The Portuguese oil company offered the highest price, based on the Reference Price established by the National Agency of Petroleum, Natural Gas and Biofuels (ANP). Payment is made based on the reference price of the month in which the cargo is delivered to the buyer.

In all, ten companies that already operate in the pre-salt layer were invited to participate in the auction. Four of them were qualified and sent proposals.

In August 2022, Galp had already won the auction for the sale of the first oil load in Sépia, also worth 500,000 barrels.
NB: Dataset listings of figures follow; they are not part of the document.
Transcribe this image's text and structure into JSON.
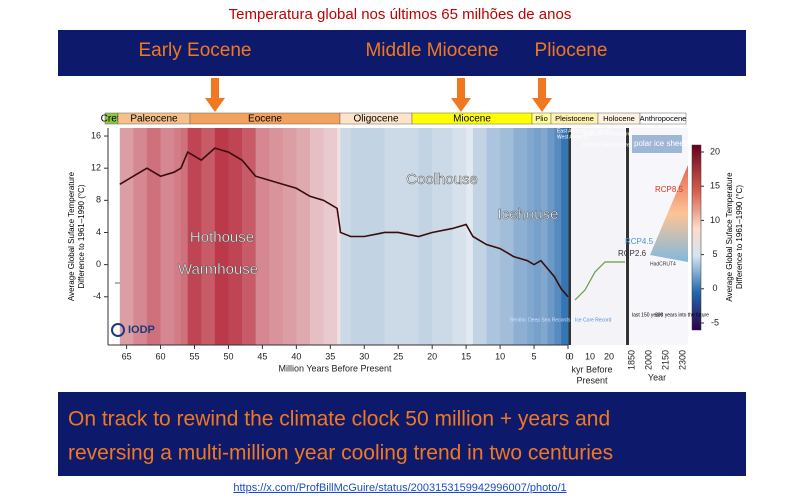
{
  "title": "Temperatura global nos últimos 65 milhões de anos",
  "banner_labels": [
    "Early Eocene",
    "Middle Miocene",
    "Pliocene"
  ],
  "epochs": [
    "Cret.",
    "Paleocene",
    "Eocene",
    "Oligocene",
    "Miocene",
    "Plio",
    "Pleistocene",
    "Holocene",
    "Anthropocene"
  ],
  "chart_data": {
    "type": "line",
    "y_label": [
      "Average Global Suface Temperature",
      "Difference to 1961–1990 (°C)"
    ],
    "x_label": "Million Years Before Present",
    "x": [
      66,
      64,
      62,
      60,
      58,
      57,
      56,
      54,
      52,
      50,
      48,
      46,
      44,
      42,
      40,
      38,
      36,
      34,
      33.5,
      32,
      30,
      27,
      25,
      22,
      20,
      17,
      15,
      14,
      12,
      10,
      8,
      6,
      5,
      4,
      3,
      2,
      1,
      0
    ],
    "values": [
      10,
      11,
      12,
      11,
      11.5,
      12,
      14,
      13,
      14.5,
      14,
      13,
      11,
      10.5,
      10,
      9.5,
      8.5,
      8,
      7,
      4,
      3.5,
      3.5,
      4,
      4,
      3.5,
      4,
      4.5,
      5,
      3.5,
      2.5,
      2,
      1,
      0.5,
      0,
      0.5,
      -0.5,
      -1.5,
      -3,
      -4
    ],
    "color": "#3a0d0d",
    "xlim": [
      67,
      0
    ],
    "ylim": [
      -10,
      17
    ],
    "xticks": [
      65,
      60,
      55,
      50,
      45,
      40,
      35,
      30,
      25,
      20,
      15,
      10,
      5,
      0
    ],
    "yticks": [
      -4,
      0,
      4,
      8,
      12,
      16
    ],
    "annotations": [
      "Hothouse",
      "Warmhouse",
      "Coolhouse",
      "Icehouse"
    ]
  },
  "kyr_panel": {
    "label": [
      "kyr Before",
      "Present"
    ],
    "ticks": [
      0,
      10,
      20
    ]
  },
  "year_panel": {
    "label": "Year",
    "ticks": [
      1850,
      2000,
      2150,
      2300
    ],
    "notes": [
      "last 150 years",
      "300 years into the future"
    ]
  },
  "scenarios": [
    "RCP8.5",
    "RCP4.5",
    "RCP2.6",
    "HadCRUT4"
  ],
  "ice_labels": [
    "East Antarctic Ice Sheet",
    "West Antarctic",
    "Southern Hemisphere",
    "Northern Hemisphere",
    "polar ice sheets"
  ],
  "record_labels": [
    "Benthic Deep Sea Records",
    "Ice Core Record"
  ],
  "colorbar": {
    "label": [
      "Average Global Suface Temperature",
      "Difference to 1961–1990 (°C)"
    ],
    "ticks": [
      20,
      15,
      10,
      5,
      0,
      -5
    ]
  },
  "logo": "IODP",
  "caption": [
    "On track to rewind the climate clock 50 million + years and",
    "reversing a multi-million year cooling trend in two centuries"
  ],
  "link": "https://x.com/ProfBillMcGuire/status/2003153159942996007/photo/1"
}
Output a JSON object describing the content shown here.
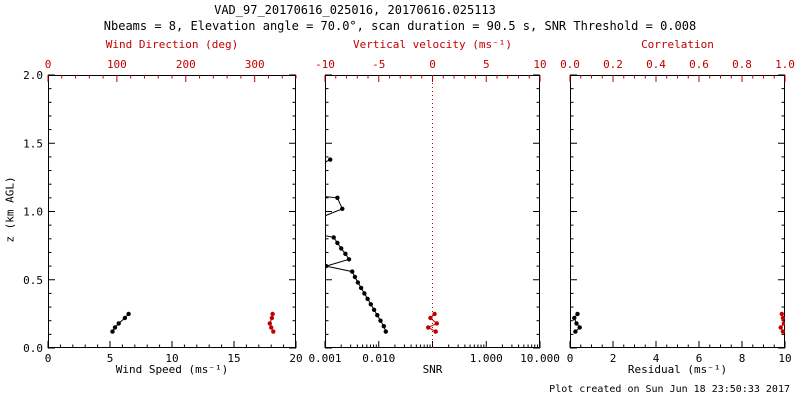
{
  "header": {
    "title": "VAD_97_20170616_025016, 20170616.025113",
    "subtitle": "Nbeams = 8, Elevation angle = 70.0°, scan duration = 90.5 s, SNR Threshold = 0.008"
  },
  "footer": {
    "created": "Plot created on Sun Jun 18 23:50:33 2017"
  },
  "colors": {
    "primary": "#000000",
    "secondary": "#c00000",
    "background": "#ffffff"
  },
  "chart_data": [
    {
      "type": "scatter",
      "y": {
        "label": "z (km AGL)",
        "lim": [
          0,
          2
        ],
        "minor": 0.1,
        "labeled": true,
        "ticks": [
          {
            "v": 0,
            "l": "0.0"
          },
          {
            "v": 0.5,
            "l": "0.5"
          },
          {
            "v": 1,
            "l": "1.0"
          },
          {
            "v": 1.5,
            "l": "1.5"
          },
          {
            "v": 2,
            "l": "2.0"
          }
        ]
      },
      "x1": {
        "label": "Wind Speed (ms⁻¹)",
        "lim": [
          0,
          20
        ],
        "minor": 1,
        "color": "#000000",
        "ticks": [
          {
            "v": 0,
            "l": "0"
          },
          {
            "v": 5,
            "l": "5"
          },
          {
            "v": 10,
            "l": "10"
          },
          {
            "v": 15,
            "l": "15"
          },
          {
            "v": 20,
            "l": "20"
          }
        ]
      },
      "x2": {
        "label": "Wind Direction (deg)",
        "lim": [
          0,
          360
        ],
        "minor": 20,
        "color": "#c00000",
        "ticks": [
          {
            "v": 0,
            "l": "0"
          },
          {
            "v": 100,
            "l": "100"
          },
          {
            "v": 200,
            "l": "200"
          },
          {
            "v": 300,
            "l": "300"
          }
        ]
      },
      "series": [
        {
          "name": "wind-speed",
          "axis": "x1",
          "color": "#000000",
          "points": [
            [
              5.2,
              0.12
            ],
            [
              5.4,
              0.15
            ],
            [
              5.7,
              0.18
            ],
            [
              6.2,
              0.22
            ],
            [
              6.5,
              0.25
            ]
          ]
        },
        {
          "name": "wind-direction",
          "axis": "x2",
          "color": "#c00000",
          "points": [
            [
              327,
              0.12
            ],
            [
              324,
              0.15
            ],
            [
              322,
              0.18
            ],
            [
              325,
              0.22
            ],
            [
              326,
              0.25
            ]
          ]
        }
      ]
    },
    {
      "type": "scatter",
      "y": {
        "label": "",
        "lim": [
          0,
          2
        ],
        "minor": 0.1,
        "labeled": false,
        "ticks": [
          {
            "v": 0,
            "l": ""
          },
          {
            "v": 0.5,
            "l": ""
          },
          {
            "v": 1,
            "l": ""
          },
          {
            "v": 1.5,
            "l": ""
          },
          {
            "v": 2,
            "l": ""
          }
        ]
      },
      "x1": {
        "label": "SNR",
        "lim": [
          0.001,
          10
        ],
        "log": true,
        "minor": "log",
        "color": "#000000",
        "ticks": [
          {
            "v": 0.001,
            "l": "0.001"
          },
          {
            "v": 0.01,
            "l": "0.010"
          },
          {
            "v": 0.1,
            "l": ""
          },
          {
            "v": 1,
            "l": "1.000"
          },
          {
            "v": 10,
            "l": "10.000"
          }
        ]
      },
      "x2": {
        "label": "Vertical velocity (ms⁻¹)",
        "lim": [
          -10,
          10
        ],
        "minor": 1,
        "color": "#c00000",
        "ticks": [
          {
            "v": -10,
            "l": "-10"
          },
          {
            "v": -5,
            "l": "-5"
          },
          {
            "v": 0,
            "l": "0"
          },
          {
            "v": 5,
            "l": "5"
          },
          {
            "v": 10,
            "l": "10"
          }
        ]
      },
      "vlines": [
        {
          "axis": "x2",
          "v": 0,
          "color": "#c00000",
          "dash": "1,3"
        }
      ],
      "series": [
        {
          "name": "snr",
          "axis": "x1",
          "color": "#000000",
          "points": [
            [
              0.00125,
              1.38
            ],
            [
              0.0005,
              1.3
            ],
            [
              0.0005,
              1.12
            ],
            [
              0.0017,
              1.1
            ],
            [
              0.0021,
              1.02
            ],
            [
              0.0005,
              0.92
            ],
            [
              0.0006,
              0.84
            ],
            [
              0.00145,
              0.81
            ],
            [
              0.0017,
              0.77
            ],
            [
              0.002,
              0.73
            ],
            [
              0.0024,
              0.69
            ],
            [
              0.0028,
              0.65
            ],
            [
              0.00105,
              0.6
            ],
            [
              0.0032,
              0.56
            ],
            [
              0.0036,
              0.52
            ],
            [
              0.0041,
              0.48
            ],
            [
              0.0047,
              0.44
            ],
            [
              0.0054,
              0.4
            ],
            [
              0.0062,
              0.36
            ],
            [
              0.0071,
              0.32
            ],
            [
              0.0082,
              0.28
            ],
            [
              0.0094,
              0.24
            ],
            [
              0.0108,
              0.2
            ],
            [
              0.0124,
              0.16
            ],
            [
              0.0135,
              0.12
            ]
          ]
        },
        {
          "name": "vertical-velocity",
          "axis": "x2",
          "color": "#c00000",
          "points": [
            [
              0.3,
              0.12
            ],
            [
              -0.4,
              0.15
            ],
            [
              0.4,
              0.18
            ],
            [
              -0.2,
              0.22
            ],
            [
              0.2,
              0.25
            ]
          ]
        }
      ]
    },
    {
      "type": "scatter",
      "y": {
        "label": "",
        "lim": [
          0,
          2
        ],
        "minor": 0.1,
        "labeled": false,
        "ticks": [
          {
            "v": 0,
            "l": ""
          },
          {
            "v": 0.5,
            "l": ""
          },
          {
            "v": 1,
            "l": ""
          },
          {
            "v": 1.5,
            "l": ""
          },
          {
            "v": 2,
            "l": ""
          }
        ]
      },
      "x1": {
        "label": "Residual (ms⁻¹)",
        "lim": [
          0,
          10
        ],
        "minor": 0.5,
        "color": "#000000",
        "ticks": [
          {
            "v": 0,
            "l": "0"
          },
          {
            "v": 2,
            "l": "2"
          },
          {
            "v": 4,
            "l": "4"
          },
          {
            "v": 6,
            "l": "6"
          },
          {
            "v": 8,
            "l": "8"
          },
          {
            "v": 10,
            "l": "10"
          }
        ]
      },
      "x2": {
        "label": "Correlation",
        "lim": [
          0,
          1
        ],
        "minor": 0.05,
        "color": "#c00000",
        "ticks": [
          {
            "v": 0,
            "l": "0.0"
          },
          {
            "v": 0.2,
            "l": "0.2"
          },
          {
            "v": 0.4,
            "l": "0.4"
          },
          {
            "v": 0.6,
            "l": "0.6"
          },
          {
            "v": 0.8,
            "l": "0.8"
          },
          {
            "v": 1,
            "l": "1.0"
          }
        ]
      },
      "series": [
        {
          "name": "residual",
          "axis": "x1",
          "color": "#000000",
          "points": [
            [
              0.25,
              0.12
            ],
            [
              0.45,
              0.15
            ],
            [
              0.3,
              0.18
            ],
            [
              0.2,
              0.22
            ],
            [
              0.35,
              0.25
            ]
          ]
        },
        {
          "name": "correlation",
          "axis": "x2",
          "color": "#c00000",
          "points": [
            [
              0.99,
              0.12
            ],
            [
              0.98,
              0.15
            ],
            [
              0.995,
              0.18
            ],
            [
              0.99,
              0.22
            ],
            [
              0.985,
              0.25
            ]
          ]
        }
      ]
    }
  ]
}
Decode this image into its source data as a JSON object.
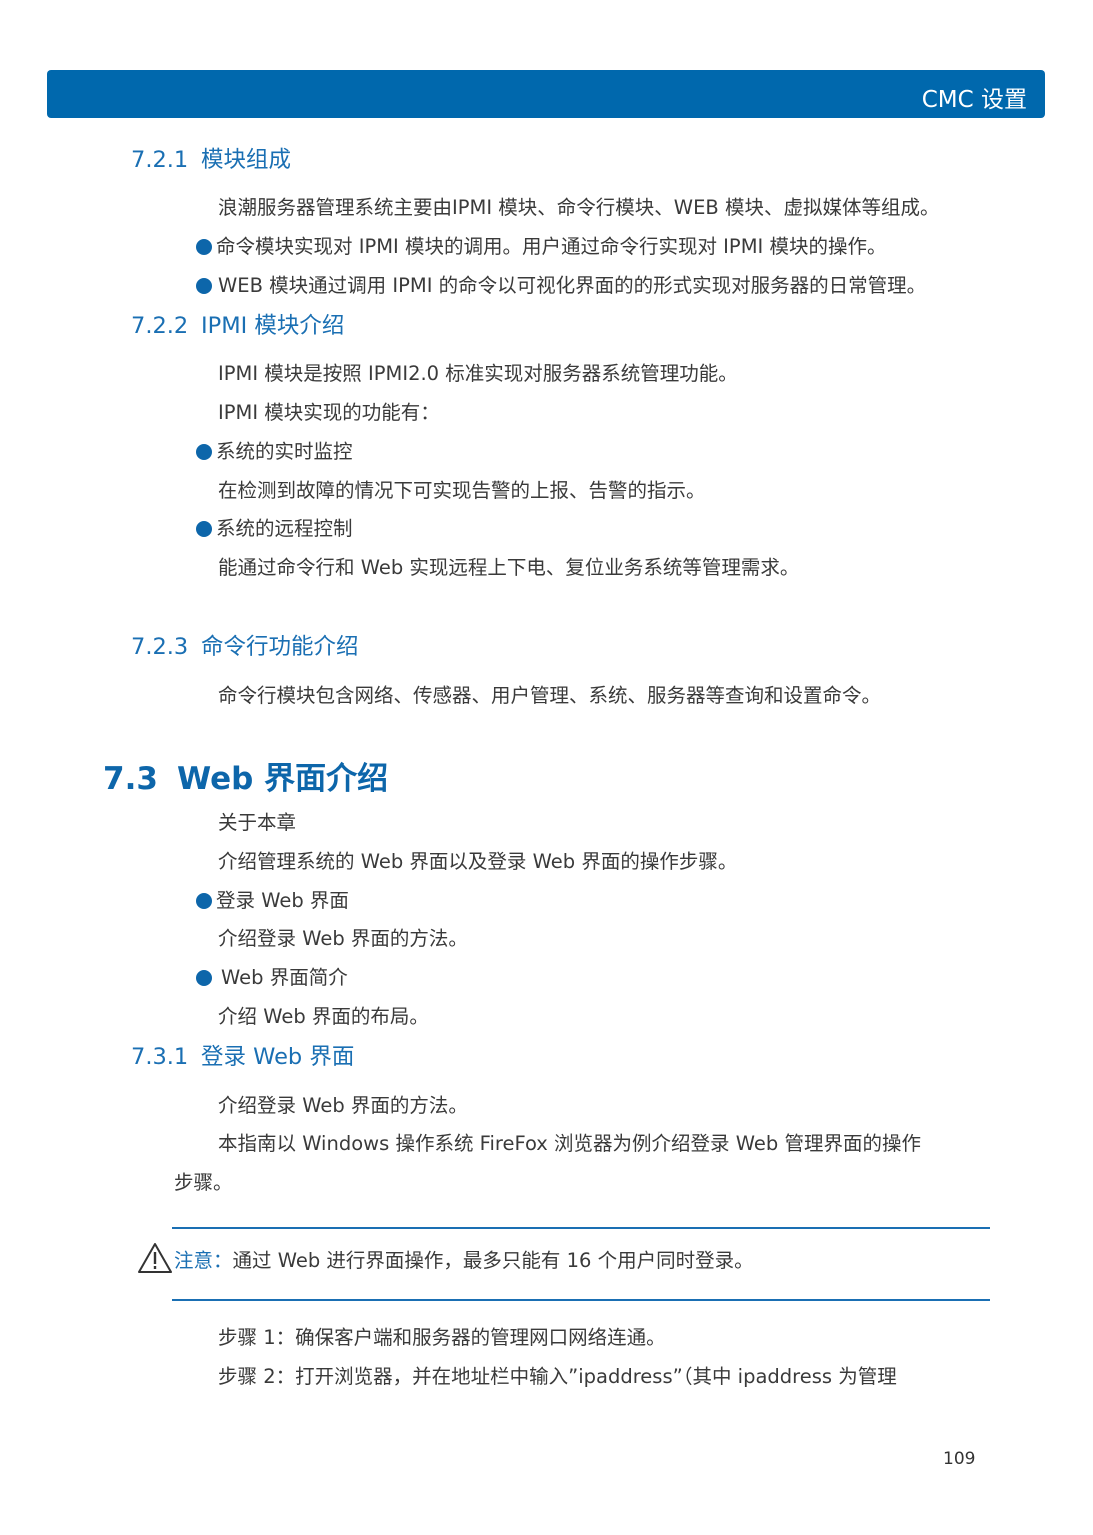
{
  "header": {
    "title": "CMC 设置"
  },
  "s721": {
    "num": "7.2.1",
    "title": "模块组成",
    "p1": "浪潮服务器管理系统主要由IPMI 模块、命令行模块、WEB 模块、虚拟媒体等组成。",
    "b1": "命令模块实现对 IPMI 模块的调用。用户通过命令行实现对 IPMI 模块的操作。",
    "b2": "WEB 模块通过调用 IPMI 的命令以可视化界面的的形式实现对服务器的日常管理。"
  },
  "s722": {
    "num": "7.2.2",
    "title": "IPMI 模块介绍",
    "p1": "IPMI 模块是按照 IPMI2.0 标准实现对服务器系统管理功能。",
    "p2": "IPMI 模块实现的功能有：",
    "b1": "系统的实时监控",
    "p3": "在检测到故障的情况下可实现告警的上报、告警的指示。",
    "b2": "系统的远程控制",
    "p4": "能通过命令行和 Web 实现远程上下电、复位业务系统等管理需求。"
  },
  "s723": {
    "num": "7.2.3",
    "title": "命令行功能介绍",
    "p1": "命令行模块包含网络、传感器、用户管理、系统、服务器等查询和设置命令。"
  },
  "s73": {
    "num": "7.3",
    "title": "Web 界面介绍",
    "p1": "关于本章",
    "p2": "介绍管理系统的 Web 界面以及登录 Web 界面的操作步骤。",
    "b1": "登录 Web 界面",
    "p3": "介绍登录 Web 界面的方法。",
    "b2": "Web 界面简介",
    "p4": "介绍 Web 界面的布局。"
  },
  "s731": {
    "num": "7.3.1",
    "title": "登录 Web 界面",
    "p1": "介绍登录 Web 界面的方法。",
    "p2": "本指南以 Windows 操作系统 FireFox 浏览器为例介绍登录 Web 管理界面的操作",
    "p2b": "步骤。",
    "note_label": "注意：",
    "note_text": "通过 Web 进行界面操作，最多只能有 16 个用户同时登录。",
    "step1": "步骤 1：确保客户端和服务器的管理网口网络连通。",
    "step2": "步骤 2：打开浏览器，并在地址栏中输入”ipaddress”（其中 ipaddress 为管理"
  },
  "page_number": "109",
  "icons": {
    "note": "warning-triangle-icon",
    "bullet": "bullet-dot-icon"
  },
  "colors": {
    "header": "#0068ad",
    "heading": "#1a6fb3"
  }
}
Sharing resources under discussion with Lula

In a note, the Minister of Mines and Energy, Alexandre Silveira, said that he will discuss with President Lula alternatives for better allocation of resources from the sharing regime contracts.

“These large-scale resources are strategic for Brazil. We really need to carry out a better sharing of this wealth, both for present and future generations, generating opportunities and improving the quality of life of Brazilians and Brazilians”, he said.

In 2022, the Union raised BRL 4.71 billion from the sale of its share of oil and natural gas in production sharing contracts. It is a record level, four times higher than that recorded in 2021 (R$ 1.22 billion). The result reflects the increase in production in sharing contracts and the situation in the international oil price market.

And the expectation is for more records. PPSA estimates that the sharing portion destined to the Union will jump from 40 thousand barrels/day in 2022 to 450 thousand barrels/day in five years and around 900 thousand barrels/day in ten years.

PPSA estimates investments of US$ 122 billion in 24 FPSOs in the sharing fields.

The state-owned company plans to hold a new large-scale auction in 2024, for the sale of future Union cargo.

PPSA projects that the current production-sharing contracts will contribute US$ 344 billion to public coffers over the next ten years, US$ 157 billion from the sale of Union oil. The rest will come from the payment of royalties and taxes collected by the producing companies.